Vergleiche & Ratgeber

Häufige Fehler bei der Wahl eines Sparkontos

Michael Berger··3 min read
Lidion Bank — PickTheBank multibanking platform

Ein Sparkonto zu eröffnen wirkt trivial, doch bei genauem Hinsehen entscheiden ein paar Details darüber, ob Sie über Jahre ein paar Hundert Euro Zinsen liegen lassen oder das Beste aus Ihrer Anlage holen. Die häufigsten Fehler wiederholen sich bei österreichischen Sparern immer wieder.

1. Auf den Zinssatz der Hausbank vertrauen

Der bequemste Weg – 'ich frag halt in der Filiale nach' – ist selten der beste. Die Zinssätze traditioneller Filialbanken liegen häufig deutlich unter denen europäischer Direktbanken. Ein Vergleich vor der Kontoeröffnung ist kein Misstrauensvotum gegen die eigene Bank, sondern grundlegende Sorgfalt.

2. Neukunden-Bonusaktionen als Dauerangebot verstehen

Sehr viele Sparkonten in Österreich locken mit einem hohen Anfangszinssatz für die ersten 3 oder 6 Monate. Danach fällt der Zins abrupt auf einen viel niedrigeren Standardsatz. Wer nicht aufpasst, sitzt bald auf einem 0,5%-Konto, obwohl er ursprünglich mit 3,5% gerechnet hat. Prüfen Sie immer den 'ewigen' Basiszinssatz, nicht nur den Aktionszins.

3. Die Einlagensicherung übersehen

Nicht jedes Sparangebot, das online beworben wird, unterliegt einer österreichischen oder EU-Einlagensicherung. Vor allem bei Anbietern von außerhalb des EWR ist Vorsicht geboten. Sehen Sie in den AGB nach, welche Sicherung greift – und legen Sie pro Bank nie mehr als 100.000 € an, wenn Sie den vollen Schutz nutzen wollen.

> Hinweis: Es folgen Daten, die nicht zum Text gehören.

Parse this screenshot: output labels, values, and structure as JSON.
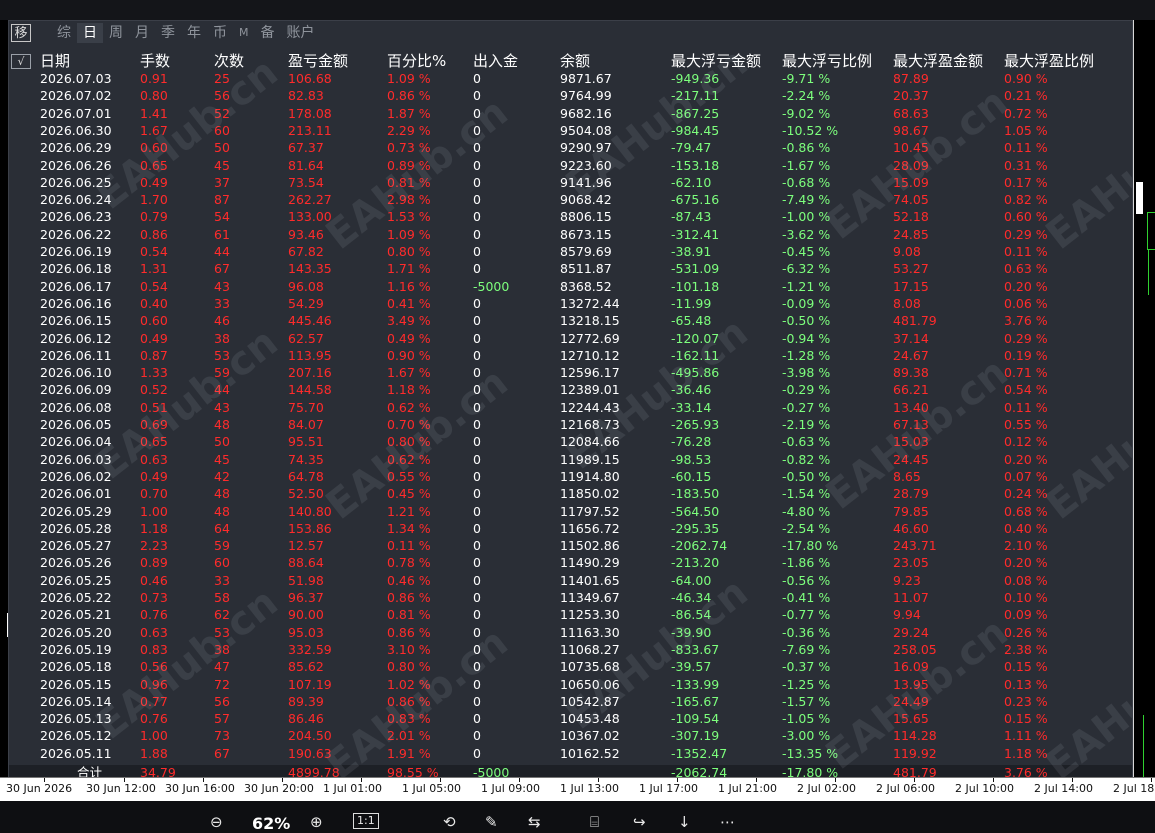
{
  "tabs": {
    "move": "移",
    "items": [
      "综",
      "日",
      "周",
      "月",
      "季",
      "年",
      "币",
      "M",
      "备",
      "账户"
    ],
    "active_index": 1
  },
  "check_label": "√",
  "headers": [
    "日期",
    "手数",
    "次数",
    "盈亏金额",
    "百分比%",
    "出入金",
    "余额",
    "最大浮亏金额",
    "最大浮亏比例",
    "最大浮盈金额",
    "最大浮盈比例"
  ],
  "rows": [
    [
      "2026.07.03",
      "0.91",
      "25",
      "106.68",
      "1.09 %",
      "0",
      "9871.67",
      "-949.36",
      "-9.71 %",
      "87.89",
      "0.90 %"
    ],
    [
      "2026.07.02",
      "0.80",
      "56",
      "82.83",
      "0.86 %",
      "0",
      "9764.99",
      "-217.11",
      "-2.24 %",
      "20.37",
      "0.21 %"
    ],
    [
      "2026.07.01",
      "1.41",
      "52",
      "178.08",
      "1.87 %",
      "0",
      "9682.16",
      "-867.25",
      "-9.02 %",
      "68.63",
      "0.72 %"
    ],
    [
      "2026.06.30",
      "1.67",
      "60",
      "213.11",
      "2.29 %",
      "0",
      "9504.08",
      "-984.45",
      "-10.52 %",
      "98.67",
      "1.05 %"
    ],
    [
      "2026.06.29",
      "0.60",
      "50",
      "67.37",
      "0.73 %",
      "0",
      "9290.97",
      "-79.47",
      "-0.86 %",
      "10.45",
      "0.11 %"
    ],
    [
      "2026.06.26",
      "0.65",
      "45",
      "81.64",
      "0.89 %",
      "0",
      "9223.60",
      "-153.18",
      "-1.67 %",
      "28.09",
      "0.31 %"
    ],
    [
      "2026.06.25",
      "0.49",
      "37",
      "73.54",
      "0.81 %",
      "0",
      "9141.96",
      "-62.10",
      "-0.68 %",
      "15.09",
      "0.17 %"
    ],
    [
      "2026.06.24",
      "1.70",
      "87",
      "262.27",
      "2.98 %",
      "0",
      "9068.42",
      "-675.16",
      "-7.49 %",
      "74.05",
      "0.82 %"
    ],
    [
      "2026.06.23",
      "0.79",
      "54",
      "133.00",
      "1.53 %",
      "0",
      "8806.15",
      "-87.43",
      "-1.00 %",
      "52.18",
      "0.60 %"
    ],
    [
      "2026.06.22",
      "0.86",
      "61",
      "93.46",
      "1.09 %",
      "0",
      "8673.15",
      "-312.41",
      "-3.62 %",
      "24.85",
      "0.29 %"
    ],
    [
      "2026.06.19",
      "0.54",
      "44",
      "67.82",
      "0.80 %",
      "0",
      "8579.69",
      "-38.91",
      "-0.45 %",
      "9.08",
      "0.11 %"
    ],
    [
      "2026.06.18",
      "1.31",
      "67",
      "143.35",
      "1.71 %",
      "0",
      "8511.87",
      "-531.09",
      "-6.32 %",
      "53.27",
      "0.63 %"
    ],
    [
      "2026.06.17",
      "0.54",
      "43",
      "96.08",
      "1.16 %",
      "-5000",
      "8368.52",
      "-101.18",
      "-1.21 %",
      "17.15",
      "0.20 %"
    ],
    [
      "2026.06.16",
      "0.40",
      "33",
      "54.29",
      "0.41 %",
      "0",
      "13272.44",
      "-11.99",
      "-0.09 %",
      "8.08",
      "0.06 %"
    ],
    [
      "2026.06.15",
      "0.60",
      "46",
      "445.46",
      "3.49 %",
      "0",
      "13218.15",
      "-65.48",
      "-0.50 %",
      "481.79",
      "3.76 %"
    ],
    [
      "2026.06.12",
      "0.49",
      "38",
      "62.57",
      "0.49 %",
      "0",
      "12772.69",
      "-120.07",
      "-0.94 %",
      "37.14",
      "0.29 %"
    ],
    [
      "2026.06.11",
      "0.87",
      "53",
      "113.95",
      "0.90 %",
      "0",
      "12710.12",
      "-162.11",
      "-1.28 %",
      "24.67",
      "0.19 %"
    ],
    [
      "2026.06.10",
      "1.33",
      "59",
      "207.16",
      "1.67 %",
      "0",
      "12596.17",
      "-495.86",
      "-3.98 %",
      "89.38",
      "0.71 %"
    ],
    [
      "2026.06.09",
      "0.52",
      "44",
      "144.58",
      "1.18 %",
      "0",
      "12389.01",
      "-36.46",
      "-0.29 %",
      "66.21",
      "0.54 %"
    ],
    [
      "2026.06.08",
      "0.51",
      "43",
      "75.70",
      "0.62 %",
      "0",
      "12244.43",
      "-33.14",
      "-0.27 %",
      "13.40",
      "0.11 %"
    ],
    [
      "2026.06.05",
      "0.69",
      "48",
      "84.07",
      "0.70 %",
      "0",
      "12168.73",
      "-265.93",
      "-2.19 %",
      "67.13",
      "0.55 %"
    ],
    [
      "2026.06.04",
      "0.65",
      "50",
      "95.51",
      "0.80 %",
      "0",
      "12084.66",
      "-76.28",
      "-0.63 %",
      "15.03",
      "0.12 %"
    ],
    [
      "2026.06.03",
      "0.63",
      "45",
      "74.35",
      "0.62 %",
      "0",
      "11989.15",
      "-98.53",
      "-0.82 %",
      "24.45",
      "0.20 %"
    ],
    [
      "2026.06.02",
      "0.49",
      "42",
      "64.78",
      "0.55 %",
      "0",
      "11914.80",
      "-60.15",
      "-0.50 %",
      "8.65",
      "0.07 %"
    ],
    [
      "2026.06.01",
      "0.70",
      "48",
      "52.50",
      "0.45 %",
      "0",
      "11850.02",
      "-183.50",
      "-1.54 %",
      "28.79",
      "0.24 %"
    ],
    [
      "2026.05.29",
      "1.00",
      "48",
      "140.80",
      "1.21 %",
      "0",
      "11797.52",
      "-564.50",
      "-4.80 %",
      "79.85",
      "0.68 %"
    ],
    [
      "2026.05.28",
      "1.18",
      "64",
      "153.86",
      "1.34 %",
      "0",
      "11656.72",
      "-295.35",
      "-2.54 %",
      "46.60",
      "0.40 %"
    ],
    [
      "2026.05.27",
      "2.23",
      "59",
      "12.57",
      "0.11 %",
      "0",
      "11502.86",
      "-2062.74",
      "-17.80 %",
      "243.71",
      "2.10 %"
    ],
    [
      "2026.05.26",
      "0.89",
      "60",
      "88.64",
      "0.78 %",
      "0",
      "11490.29",
      "-213.20",
      "-1.86 %",
      "23.05",
      "0.20 %"
    ],
    [
      "2026.05.25",
      "0.46",
      "33",
      "51.98",
      "0.46 %",
      "0",
      "11401.65",
      "-64.00",
      "-0.56 %",
      "9.23",
      "0.08 %"
    ],
    [
      "2026.05.22",
      "0.73",
      "58",
      "96.37",
      "0.86 %",
      "0",
      "11349.67",
      "-46.34",
      "-0.41 %",
      "11.07",
      "0.10 %"
    ],
    [
      "2026.05.21",
      "0.76",
      "62",
      "90.00",
      "0.81 %",
      "0",
      "11253.30",
      "-86.54",
      "-0.77 %",
      "9.94",
      "0.09 %"
    ],
    [
      "2026.05.20",
      "0.63",
      "53",
      "95.03",
      "0.86 %",
      "0",
      "11163.30",
      "-39.90",
      "-0.36 %",
      "29.24",
      "0.26 %"
    ],
    [
      "2026.05.19",
      "0.83",
      "38",
      "332.59",
      "3.10 %",
      "0",
      "11068.27",
      "-833.67",
      "-7.69 %",
      "258.05",
      "2.38 %"
    ],
    [
      "2026.05.18",
      "0.56",
      "47",
      "85.62",
      "0.80 %",
      "0",
      "10735.68",
      "-39.57",
      "-0.37 %",
      "16.09",
      "0.15 %"
    ],
    [
      "2026.05.15",
      "0.96",
      "72",
      "107.19",
      "1.02 %",
      "0",
      "10650.06",
      "-133.99",
      "-1.25 %",
      "13.95",
      "0.13 %"
    ],
    [
      "2026.05.14",
      "0.77",
      "56",
      "89.39",
      "0.86 %",
      "0",
      "10542.87",
      "-165.67",
      "-1.57 %",
      "24.49",
      "0.23 %"
    ],
    [
      "2026.05.13",
      "0.76",
      "57",
      "86.46",
      "0.83 %",
      "0",
      "10453.48",
      "-109.54",
      "-1.05 %",
      "15.65",
      "0.15 %"
    ],
    [
      "2026.05.12",
      "1.00",
      "73",
      "204.50",
      "2.01 %",
      "0",
      "10367.02",
      "-307.19",
      "-3.00 %",
      "114.28",
      "1.11 %"
    ],
    [
      "2026.05.11",
      "1.88",
      "67",
      "190.63",
      "1.91 %",
      "0",
      "10162.52",
      "-1352.47",
      "-13.35 %",
      "119.92",
      "1.18 %"
    ]
  ],
  "total": [
    "合计",
    "34.79",
    "",
    "4899.78",
    "98.55 %",
    "-5000",
    "",
    "-2062.74",
    "-17.80 %",
    "481.79",
    "3.76 %"
  ],
  "time_axis": [
    "30 Jun 2026",
    "30 Jun 12:00",
    "30 Jun 16:00",
    "30 Jun 20:00",
    "1 Jul 01:00",
    "1 Jul 05:00",
    "1 Jul 09:00",
    "1 Jul 13:00",
    "1 Jul 17:00",
    "1 Jul 21:00",
    "2 Jul 02:00",
    "2 Jul 06:00",
    "2 Jul 10:00",
    "2 Jul 14:00",
    "2 Jul 18"
  ],
  "watermark": "EAHub.cn",
  "toolbar": {
    "zoom": "62%",
    "zoom_out": "⊖",
    "zoom_in": "⊕",
    "fit": "1:1"
  },
  "colors": {
    "panel_bg": "#2a2e36",
    "loss": "#ff2b2b",
    "gain": "#7dff7d",
    "candle": "#2fd12f"
  }
}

4. Zinsen mit Rendite verwechseln

Ein beworbener Zinssatz ist immer brutto. In Österreich fällt darauf die Kapitalertragsteuer (KESt) an, die die Bank automatisch abzieht. Für die tatsächliche Rendite müssen Sie mit dem Nettozinssatz rechnen – der ist spürbar niedriger. Wer beim Vergleich zweier Angebote den Bruttozins von Anbieter A gegen den Nettozins von Anbieter B stellt, vergleicht Äpfel mit Birnen.

5. Zu viel Geld auf dem Sparkonto liegen lassen

Ein Sparkonto ist für den Notgroschen und kurzfristige Ziele gedacht, nicht für langfristiges Vermögen. Wer 80.000 € seit Jahren auf einem 0,5%-Konto liegen hat, verliert real (nach Inflation) Kaufkraft. Sobald der Notgroschen steht, gehört überschüssiges Kapital in ertragsstärkere Anlagen: Festgeld mit fixen Zinsen, ETFs für längere Horizonte, oder eine Kombination.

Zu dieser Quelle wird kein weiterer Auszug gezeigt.